- Manal Ajaj
- Born: 1978 (age 47–48) Damascus, Syria
- Known for: Alphabet of Jasmine exhibitions
- Label(s): Manal de la Moda, Manolia
- Awards: Ishtar of Syria (2015)

= Manal Ajaj =

Syrian fashion designer (born 1978)

Manal Ajaj (منال عجاج; born 1978) is a Syrian fashion designer. She lives in Dubai.

== Early life and education ==
Manal Ajaj was born in 1978. She practised sewing from a very young age and began working in embroidery in the old quarters of Damascus at the age of ten. She designed and presented her first complete wedding gown at the age of fourteen.

== Career ==
At the age of fifteen, she moved to Kuwait to work at Dar'Samalia Fashion House, where she was considered the youngest designer. She continued working there for five years.

At twenty, she returned to Damascus and opened a small atelier. She later travelled to Italy and Thailand to refine her skills, before moving to Al Ain in the Emirate of Abu Dhabi, UAE, where she launched Manal de la Moda, which became one of the largest fashion houses in Al Ain and Abu Dhabi. She also launched her own brand, Manolia, with its main branch in Damascus.

During the Los Angeles Summer Exhibition (2015), part of the Sheikh Mansour bin Zayed Al Nahyan Horse Festival, Ajaj presented fifteen diverse designs distinguished by their quality and style. She used fabrics such as lace, tulle and organza, in summer colours such as pink, white and red.

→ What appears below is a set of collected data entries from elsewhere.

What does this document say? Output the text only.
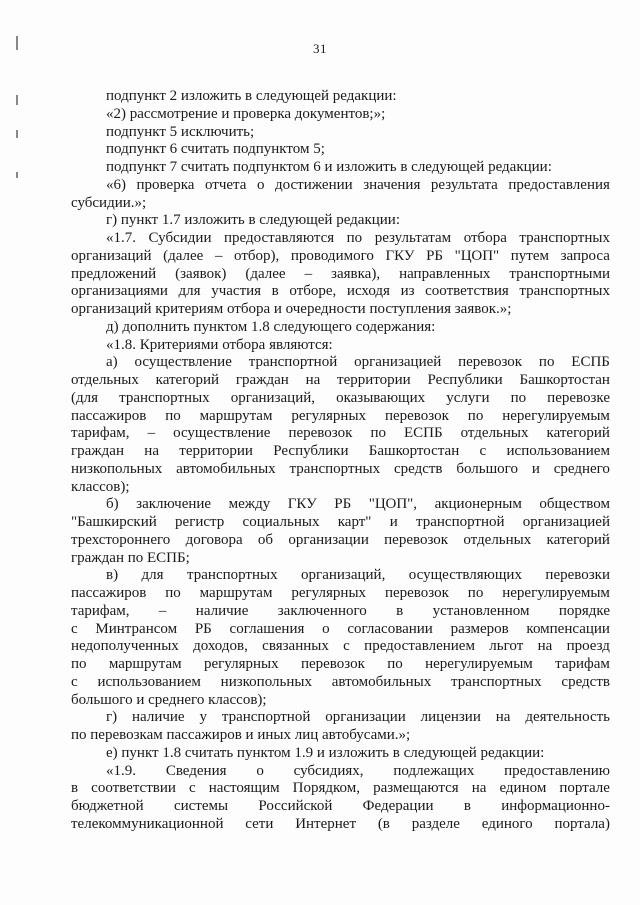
31
подпункт 2 изложить в следующей редакции:
«2) рассмотрение и проверка документов;»;
подпункт 5 исключить;
подпункт 6 считать подпунктом 5;
подпункт 7 считать подпунктом 6 и изложить в следующей редакции:
«6) проверка отчета о достижении значения результата предоставления
субсидии.»;
г) пункт 1.7 изложить в следующей редакции:
«1.7. Субсидии предоставляются по результатам отбора транспортных
организаций (далее – отбор), проводимого ГКУ РБ "ЦОП" путем запроса
предложений (заявок) (далее – заявка), направленных транспортными
организациями для участия в отборе, исходя из соответствия транспортных
организаций критериям отбора и очередности поступления заявок.»;
д) дополнить пунктом 1.8 следующего содержания:
«1.8. Критериями отбора являются:
а) осуществление транспортной организацией перевозок по ЕСПБ
отдельных категорий граждан на территории Республики Башкортостан
(для транспортных организаций, оказывающих услуги по перевозке
пассажиров по маршрутам регулярных перевозок по нерегулируемым
тарифам, – осуществление перевозок по ЕСПБ отдельных категорий
граждан на территории Республики Башкортостан с использованием
низкопольных автомобильных транспортных средств большого и среднего
классов);
б) заключение между ГКУ РБ "ЦОП", акционерным обществом
"Башкирский регистр социальных карт" и транспортной организацией
трехстороннего договора об организации перевозок отдельных категорий
граждан по ЕСПБ;
в) для транспортных организаций, осуществляющих перевозки
пассажиров по маршрутам регулярных перевозок по нерегулируемым
тарифам, – наличие заключенного в установленном порядке
с Минтрансом РБ соглашения о согласовании размеров компенсации
недополученных доходов, связанных с предоставлением льгот на проезд
по маршрутам регулярных перевозок по нерегулируемым тарифам
с использованием низкопольных автомобильных транспортных средств
большого и среднего классов);
г) наличие у транспортной организации лицензии на деятельность
по перевозкам пассажиров и иных лиц автобусами.»;
е) пункт 1.8 считать пунктом 1.9 и изложить в следующей редакции:
«1.9. Сведения о субсидиях, подлежащих предоставлению
в соответствии с настоящим Порядком, размещаются на едином портале
бюджетной системы Российской Федерации в информационно-
телекоммуникационной сети Интернет (в разделе единого портала)
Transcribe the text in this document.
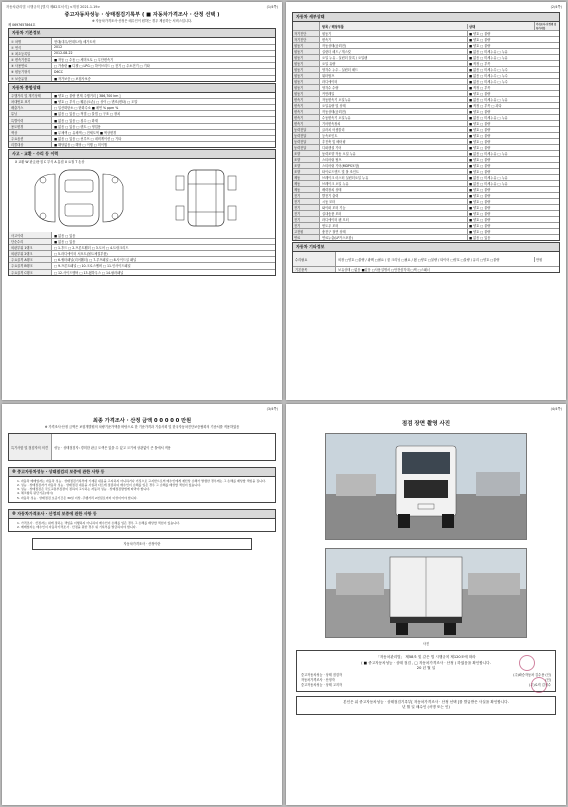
자동차관리법 시행규칙 [별지 제82호서식] <개정 2021.1.19>	(1/4쪽)
중고자동차성능 · 상태점검기록부 ( ■ 자동차가격조사 · 산정 선택 )
※ 자동차가격조사·산정은 매수인이 원하는 경우 제공하는 서비스입니다.
제 0697657864호
자동차 기본정보
① 차명	현대(대우/현대트럭) 메가트럭
② 연식	2012
③ 최초등록일	2012-08-22
④ 변속기종류	■ 자동 □ 수동 □ 세미오토 □ 무단변속기
⑤ 사용연료	□ 가솔린 ■ 디젤 □ LPG □ 하이브리드 □ 전기 □ 수소전기 □ 기타
⑥ 원동기형식	D6CC
⑦ 보증유형	■ 자가보증 □ 보험사보증
자동차 종합상태
주행거리 및 계기상태	■ 양호 □ 불량 현재 주행거리 [ 386,700 km ]
차대번호 표기	■ 양호 □ 부식 □ 훼손(오손) □ 상이 □ 변조(변타) □ 도말
배출가스	□ 일산화탄소 □ 탄화수소 ■ 매연 % ppm %
튜닝	■ 없음 □ 있음 □ 적법 □ 불법 □ 구조 □ 장치
특별이력	■ 없음 □ 있음 □ 침수 □ 화재
용도변경	■ 없음 □ 있음 □ 렌트 □ 영업용
색상	■ 무채색 □ 유채색 □ 전체도색 ■ 색상변경
주요옵션	■ 없음 □ 있음 □ 선루프 □ 네비게이션 □ 기타
리콜대상	■ 해당없음 □ 해당 □ 이행 □ 미이행
사고 · 교환 · 수리 등 이력
X 교환 W 판금/용접 C 부식 A 흠집 U 요철 T 손상
사고이력	■ 없음 □ 있음
단순수리	■ 없음 □ 있음
외판부위 1랭크	□ 1.후드 □ 2.프론트휀더 □ 3.도어 □ 4.트렁크리드
외판부위 2랭크	□ 5.라디에이터 서포트(볼트체결부품)
주요골격 A랭크	□ 6.쿼터패널(리어휀더) □ 7.루프패널 □ 8.사이드실 패널
주요골격 B랭크	□ 9.프론트패널 □ 10.크로스멤버 □ 11.인사이드패널
주요골격 C랭크	□ 12.사이드멤버 □ 13.휠하우스 □ 14.필러패널
(2/4쪽)
자동차 세부상태
항목 / 해당부품	상태	가격조사·산정액 및 특기사항
자기진단	원동기	■ 양호 □ 불량
자기진단	변속기	■ 양호 □ 불량
원동기	작동상태(공회전)	■ 양호 □ 불량
원동기	실린더 헤드 / 개스킷	■ 없음 □ 미세누유 □ 누유
원동기	오일 누유 - 실린더 블록 / 오일팬	■ 없음 □ 미세누유 □ 누유
원동기	오일 유량	■ 적정 □ 부족
원동기	냉각수 누수 - 실린더 헤드	■ 없음 □ 미세누수 □ 누수
원동기	워터펌프	■ 없음 □ 미세누수 □ 누수
원동기	라디에이터	■ 없음 □ 미세누수 □ 누수
원동기	냉각수 수량	■ 적정 □ 부족
원동기	커먼레일	■ 양호 □ 불량
변속기	자동변속기 오일누유	■ 없음 □ 미세누유 □ 누유
변속기	오일유량 및 상태	■ 적정 □ 부족 □ 과다
변속기	작동상태(공회전)	■ 양호 □ 불량
변속기	수동변속기 오일누유	■ 없음 □ 미세누유 □ 누유
변속기	기어변속장치	■ 양호 □ 불량
동력전달	클러치 어셈블리	■ 양호 □ 불량
동력전달	등속조인트	■ 양호 □ 불량
동력전달	추진축 및 베어링	■ 양호 □ 불량
동력전달	디퍼렌셜 기어	■ 양호 □ 불량
조향	동력조향 작동 오일 누유	■ 없음 □ 미세누유 □ 누유
조향	스티어링 펌프	■ 양호 □ 불량
조향	스티어링 기어(MDPS포함)	■ 양호 □ 불량
조향	타이로드엔드 및 볼 조인트	■ 양호 □ 불량
제동	브레이크 마스터 실린더오일 누유	■ 없음 □ 미세누유 □ 누유
제동	브레이크 오일 누유	■ 없음 □ 미세누유 □ 누유
제동	배력장치 상태	■ 양호 □ 불량
전기	발전기 출력	■ 양호 □ 불량
전기	시동 모터	■ 양호 □ 불량
전기	와이퍼 모터 기능	■ 양호 □ 불량
전기	실내송풍 모터	■ 양호 □ 불량
전기	라디에이터 팬 모터	■ 양호 □ 불량
전기	윈도우 모터	■ 양호 □ 불량
고전원	충전구 절연 상태	■ 양호 □ 불량
연료	연료누출(LP가스포함)	■ 없음 □ 있음
자동차 기타정보
수리필요	외장 □양호 □불량 / 광택 □필요 / 룸 크리닝 □필요 / 휠 □양호 □불량 / 타이어 □양호 □불량 / 유리 □양호 □불량	만원
기본품목	보유상태 □없음 ■있음 □사용설명서 □안전삼각대 □잭 □스패너
(3/4쪽)
최종 가격조사 · 산정 금액 0 0 0 0 0 만원
※ 가격조사·산정 금액은 보험개발원의 차량기준가액을 바탕으로 한 기준가격과 기술사회 및 한국자동차진단보증협회의 기준서를 적용하였음
특기사항 및 점검자의 의견	성능 · 상태점검자: 경미한 판금 도색은 있을 수 있고 크기에 상관없이 큰 틀에서 적용
※ 중고자동차성능 · 상태점검의 보증에 관한 사항 등
1. 자동차 매매업자는 자동차 성능 · 상태점검기록부에 기재된 내용을 고지하지 아니하거나 거짓으로 고지함으로써 매수인에게 재산상 손해가 발생한 경우에는 그 손해를 배상할 책임을 집니다.
2. 성능 · 상태점검자가 자동차 성능 · 상태점검 내용을 사실과 다르게 점검하여 매수인이 손해를 입은 경우 그 손해를 배상할 책임이 있습니다.
3. 성능 · 상태점검은 국토교통부장관이 정하여 고시하는 자동차 성능 · 상태점검방법에 따라야 합니다.
4. 체크항목 판단기준(예시)
5. 자동차 성능 · 상태점검 보증기간은 30일 이상, 주행거리 2천킬로미터 이상이어야 합니다.
※ 자동차가격조사 · 산정의 보증에 관한 사항 등
1. 가격조사 · 산정자는 위에 정하는 책임을 이행하지 아니하여 매수인이 손해를 입은 경우 그 손해를 배상할 책임이 있습니다.
2. 매매업자는 매수인이 자동차가격조사 · 산정을 원한 경우 위 기록부를 발급하여야 합니다.
자동차가격조사 · 산정이란
(4/4쪽)
점검 장면 촬영 사진
사진
「자동차관리법」 제58조 및 같은 법 시행규칙 제120조에 따라
( ■ 중고자동차성능 · 상태 점검 , □ 자동차가격조사 · 산정 ) 하였음을 확인합니다.
20 년 월 일
중고자동차성능 · 상태 점검자	(주)좌승자동차 김수용 (인)
자동차가격조사 · 산정자	(인)
중고자동차성능 · 상태 고지자	(주)로직 김정수
본인은 위 중고자동차성능 · 상태점검기록부[ 자동차가격조사 · 산정 선택 ]를 발급받은 사실을 확인합니다.
년 월 일 매수인 (서명 또는 인)
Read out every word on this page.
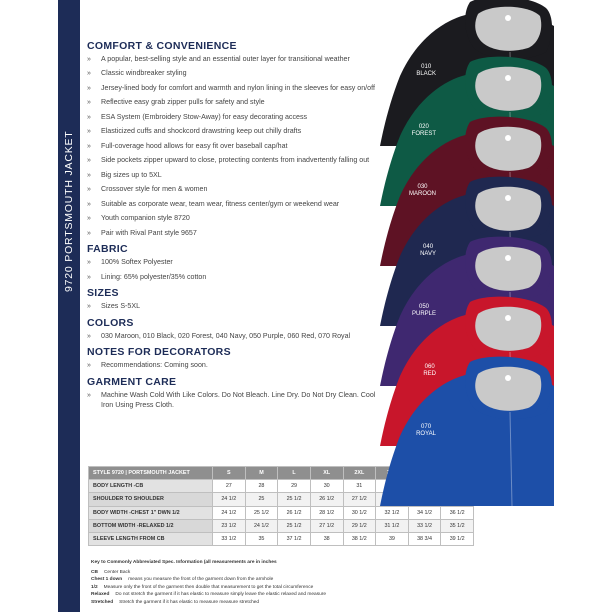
9720 PORTSMOUTH JACKET
COMFORT & CONVENIENCE
» A popular, best-selling style and an essential outer layer for transitional weather
» Classic windbreaker styling
» Jersey-lined body for comfort and warmth and nylon lining in the sleeves for easy on/off
» Reflective easy grab zipper pulls for safety and style
» ESA System (Embroidery Stow-Away) for easy decorating access
» Elasticized cuffs and shockcord drawstring keep out chilly drafts
» Full-coverage hood allows for easy fit over baseball cap/hat
» Side pockets zipper upward to close, protecting contents from inadvertently falling out
» Big sizes up to 5XL
» Crossover style for men & women
» Suitable as corporate wear, team wear, fitness center/gym or weekend wear
» Youth companion style 8720
» Pair with Rival Pant style 9657
FABRIC
» 100% Softex Polyester
» Lining: 65% polyester/35% cotton
SIZES
» Sizes S-5XL
COLORS
» 030 Maroon, 010 Black, 020 Forest, 040 Navy, 050 Purple, 060 Red, 070 Royal
NOTES FOR DECORATORS
» Recommendations: Coming soon.
GARMENT CARE
» Machine Wash Cold With Like Colors. Do Not Bleach. Line Dry. Do Not Dry Clean. Cool Iron Using Press Cloth.
010
BLACK
020
FOREST
030
MAROON
040
NAVY
050
PURPLE
060
RED
070
ROYAL
STYLE 9720 | PORTSMOUTH JACKET	S	M	L	XL	2XL			
BODY LENGTH -CB	27	28	29	30	31			
SHOULDER TO SHOULDER	24 1/2	25	25 1/2	26 1/2	27 1/2			
BODY WIDTH -CHEST 1" DWN 1/2	24 1/2	25 1/2	26 1/2	28 1/2	30 1/2	32 1/2	34 1/2	36 1/2
BOTTOM WIDTH -RELAXED 1/2	23 1/2	24 1/2	25 1/2	27 1/2	29 1/2	31 1/2	33 1/2	35 1/2
SLEEVE LENGTH FROM CB	33 1/2	35	37 1/2	38	38 1/2	39	38 3/4	39 1/2
Key to Commonly Abbreviated Spec. Information (all measurements are in inches
CB Center Back
Chest 1 down means you measure the front of the garment down from the armhole
1/2 Measure only the front of the garment then double that measurement to get the total circumference
Relaxed Do not stretch the garment if it has elastic to measure simply leave the elastic relaxed and measure
Stretched Stretch the garment if it has elastic to measure measure stretched
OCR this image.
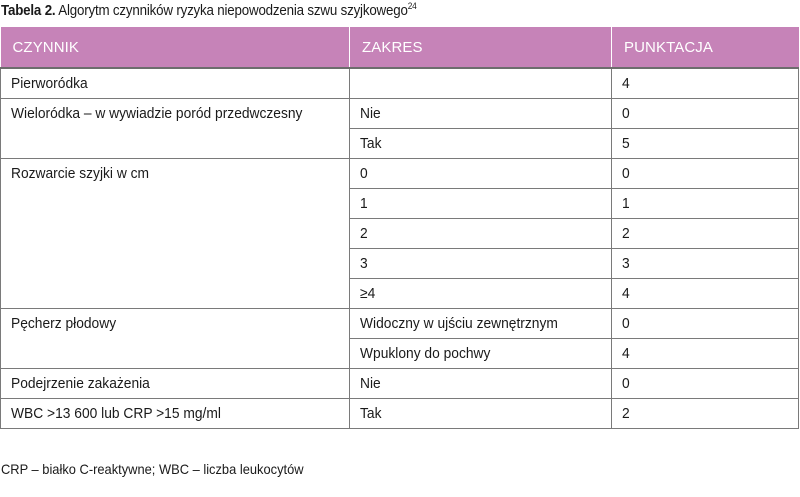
Tabela 2. Algorytm czynników ryzyka niepowodzenia szwu szyjkowego$^{24}$
CZYNNIK	ZAKRES	PUNKTACJA
Pierworódka		4
Wieloródka – w wywiadzie poród przedwczesny	Nie	0
	Tak	5
Rozwarcie szyjki w cm	0	0
	1	1
	2	2
	3	3
	≥4	4
Pęcherz płodowy	Widoczny w ujściu zewnętrznym	0
	Wpuklony do pochwy	4
Podejrzenie zakażenia	Nie	0
WBC >13 600 lub CRP >15 mg/ml	Tak	2
CRP – białko C-reaktywne; WBC – liczba leukocytów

In her Alphabet of Jasmine exhibitions (2014 and 2015), she presented innovative collections inspired by successive Syrian civilisations: Alphabet of Jasmine I (2014) in Berlin, Alphabet of Jasmine II in Beirut, and Alphabet of Jasmine III in Los Angeles.

== Titles and awards ==
- 2015: Received the title "Ishtar of Syria" for her Alphabet of Jasmine show in Berlin, which was attended by ambassadors despite the diplomatic tensions surrounding Syria.

== Initiatives ==
During the 2020 lockdown, Ajaj launched a charitable initiative to teach sewing free of charge to aspiring designers, presenting twenty designs that subsequently won awards.